Malayerba ilustrada: Maletín blanco

 

 

Le encargo el maletín. Si usted se va con él la mato. Si lo abre la mato. Si no lo entrega o se lo da a la persona equivocada la mato. Y le dejó el maletín. Era negro. Brillaba. De piel. Cerrado. Para abrirlo se requería combinación. Va a venir otra persona, no yo, y le va a preguntar por un maletín blanco. Es negro pero le va a pedir uno blanco. Y usted se lo va a dar. Sin preguntar. Sin más ni más.

Así lo hizo: enterró el maletín en el patio, junto a la pared del cuarto. Lo dejó a dos metros de profundidad. Si alguien escarba, lo vamos a oír, pensó.

Esa noche llegaron a su casa media docena de hombres fuertemente armados. Dos camionetas oscuras se estacionaron en el patio de enfrente. Cuatro de ellos se distribuyeron en las esquinas del lote y ahí permanecieron vigilantes. Los otros siguieron en la camioneta o escoltaron al tipo que bien vestido y de sombrero tejano se acercaba a paso seguro hasta donde ella se encontraba. Todos con cuernos de chivo. Algunos con escuadras a la cintura.
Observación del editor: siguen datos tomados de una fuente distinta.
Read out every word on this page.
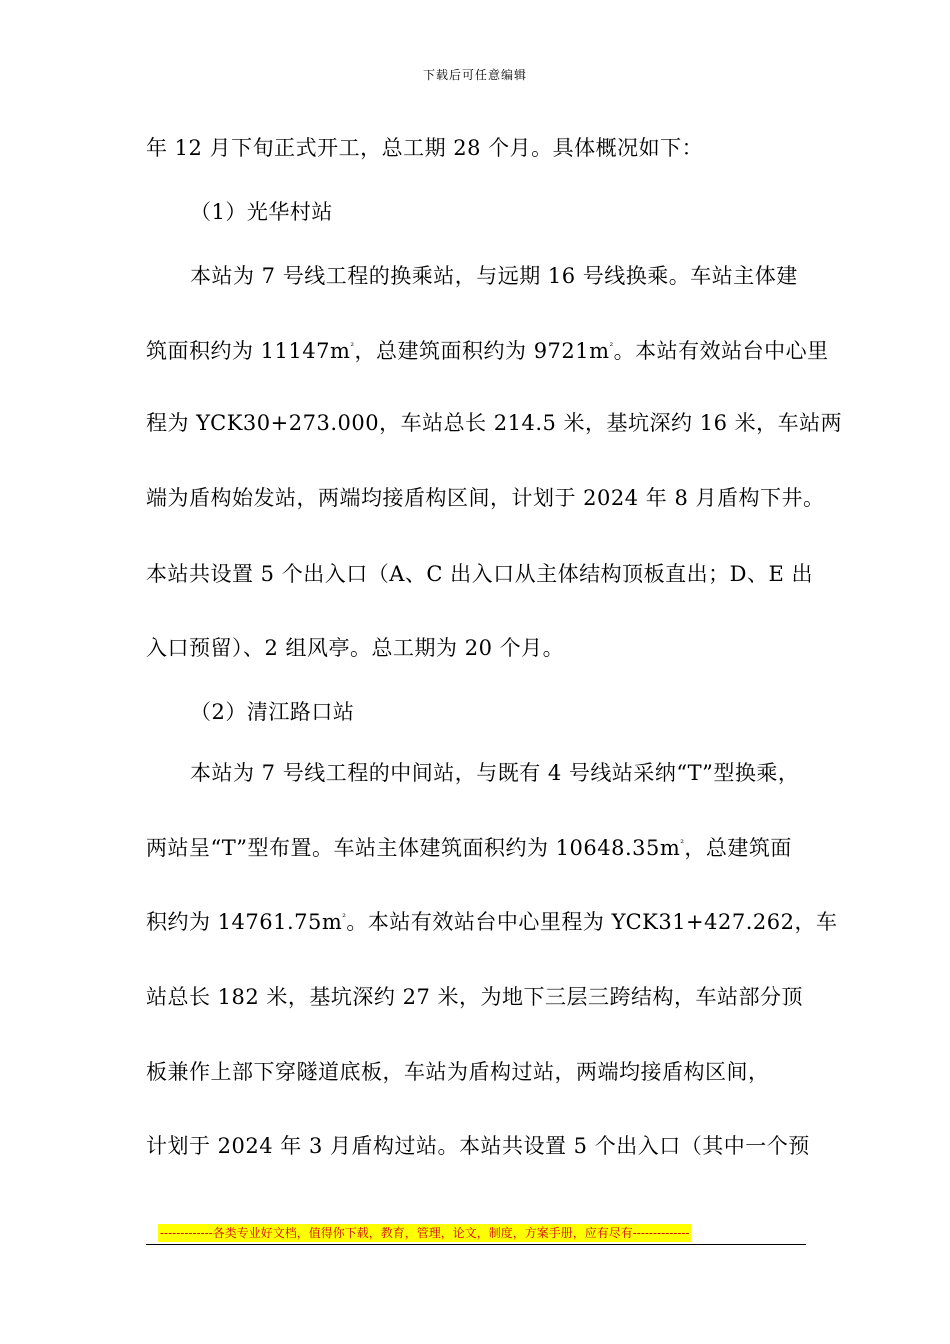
下载后可任意编辑
年 12 月下旬正式开工，总工期 28 个月。具体概况如下：
（1）光华村站
本站为 7 号线工程的换乘站，与远期 16 号线换乘。车站主体建
筑面积约为 $11147m^{^2}$，总建筑面积约为 $9721m^{^2}$。本站有效站台中心里
程为 YCK30+273.000，车站总长 214.5 米，基坑深约 16 米，车站两
端为盾构始发站，两端均接盾构区间，计划于 2024 年 8 月盾构下井。
本站共设置 5 个出入口（A、C 出入口从主体结构顶板直出；D、E 出
入口预留）、2 组风亭。总工期为 20 个月。
（2）清江路口站
本站为 7 号线工程的中间站，与既有 4 号线站采纳“T”型换乘，
两站呈“T”型布置。车站主体建筑面积约为 $10648.35m^{^2}$，总建筑面
积约为 $14761.75m^{^2}$。本站有效站台中心里程为 YCK31+427.262，车
站总长 182 米，基坑深约 27 米，为地下三层三跨结构，车站部分顶
板兼作上部下穿隧道底板，车站为盾构过站，两端均接盾构区间，
计划于 2024 年 3 月盾构过站。本站共设置 5 个出入口（其中一个预
-------------各类专业好文档，值得你下载，教育，管理，论文，制度，方案手册，应有尽有--------------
La contraluz impuesta por los fanales le impidió ver rostros. El foco del exterior dibujaba algunos rasgos del interlocutor. El que aparentaba ser el líder se dirigió hacia ella. Sabemos quién es usted y quiénes viven aquí. Sabemos qué hace su esposo y también conocemos a sus parientes. Todo. Así que le dejo este maletín. No me lo puedo llevar, así que usted es la responsable. Es negro. Espere unos días, tal vez semanas, y vendrá otra persona a preguntar por un maletín blanco. Entonces usted tendrá que entregárselo, así como yo se lo entrego a usted ahora.

Nadie hablaba más que él. Algunos de ellos permanecieron expectantes. Otros no se le despegaban.
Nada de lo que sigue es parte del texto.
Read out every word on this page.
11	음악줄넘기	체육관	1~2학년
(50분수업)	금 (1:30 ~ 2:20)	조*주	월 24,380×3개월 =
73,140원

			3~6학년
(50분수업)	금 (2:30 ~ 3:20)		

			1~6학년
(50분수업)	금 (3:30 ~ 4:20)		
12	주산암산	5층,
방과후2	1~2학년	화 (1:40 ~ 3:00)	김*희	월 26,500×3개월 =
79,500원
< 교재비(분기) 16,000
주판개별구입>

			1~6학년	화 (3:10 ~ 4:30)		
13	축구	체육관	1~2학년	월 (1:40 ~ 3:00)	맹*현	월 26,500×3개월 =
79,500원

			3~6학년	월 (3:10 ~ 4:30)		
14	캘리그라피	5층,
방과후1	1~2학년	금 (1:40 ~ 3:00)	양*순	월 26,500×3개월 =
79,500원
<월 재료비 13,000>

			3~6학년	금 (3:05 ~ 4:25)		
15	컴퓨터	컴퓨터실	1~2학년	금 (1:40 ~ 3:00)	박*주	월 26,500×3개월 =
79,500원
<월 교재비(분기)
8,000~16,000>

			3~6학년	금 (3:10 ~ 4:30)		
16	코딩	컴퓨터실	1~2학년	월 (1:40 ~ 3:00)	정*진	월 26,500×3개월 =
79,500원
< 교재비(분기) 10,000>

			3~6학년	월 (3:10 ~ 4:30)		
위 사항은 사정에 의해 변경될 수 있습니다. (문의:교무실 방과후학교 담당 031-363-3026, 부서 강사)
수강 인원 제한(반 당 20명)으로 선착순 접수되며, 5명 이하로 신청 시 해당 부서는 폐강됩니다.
Al chasquido de dos dedos terminó la conversación y la visita. Todos subieron a las camionetas y él fue el primero. Los que resguardaban el lugar lo hicieron cuando las unidades ya estaban en movimiento.

Y ahí se quedó ella, inmóvil. El maletín frente a ella. Llegó Juan, su esposo, y le platicó todo. Coincidieron en que tenían que enterrarlo en el patio, pero en un lugar pegado a la casa. No vaya a ser que se lo quieran robar. Y dos metros cavaron.
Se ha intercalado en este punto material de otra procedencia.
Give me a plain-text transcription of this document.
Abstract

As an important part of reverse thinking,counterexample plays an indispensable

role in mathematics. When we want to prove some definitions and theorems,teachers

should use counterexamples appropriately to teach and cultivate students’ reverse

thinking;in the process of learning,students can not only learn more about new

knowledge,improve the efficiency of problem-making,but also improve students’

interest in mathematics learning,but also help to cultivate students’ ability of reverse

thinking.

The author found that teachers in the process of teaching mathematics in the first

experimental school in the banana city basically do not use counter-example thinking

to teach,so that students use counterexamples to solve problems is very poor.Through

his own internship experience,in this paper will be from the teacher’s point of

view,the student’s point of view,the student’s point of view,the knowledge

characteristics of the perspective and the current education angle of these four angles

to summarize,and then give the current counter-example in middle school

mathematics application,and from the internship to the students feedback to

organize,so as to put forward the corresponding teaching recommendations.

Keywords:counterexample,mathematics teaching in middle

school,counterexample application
Días. Semanas. Meses. Nada.

Una foto en la sección policiaca de un diario local le llamó la atención. La foto presentada por la víctima de un atentado del narco que murió a tiros durante el ataque le jaló la mirada. Era él sin sombrero tejano ni ropa presentable. Lo reconoció luego de unos segundos.

Se preguntó qué hacer. Pero luego ya no lo dudó. Tenía que esperar pues aquel tipo bien vestido le informó que no iría él por el maletín negro que era blanco, sino otra persona. Así que esperó nuevamente.
De noche le llegaron las novedades. Una camioneta con siete sujetos interrumpieron la media noche apacible en su casa, en medio del monte. Eran otros. Uno de ellos se acercó y le dijo: vengo por el maletín blanco que es negro. Démelo por favor.

Así que lo desenterró. Esta vez le ayudó su marido y fue él quien lo entregó, después de desenterrarlo. Y lo entregaron. Frente a ellos los desconocidos abrieron el maletín. Sin un solo error abrieron, revisaron la carga y lo cerraron. Nadie más vio el contenido.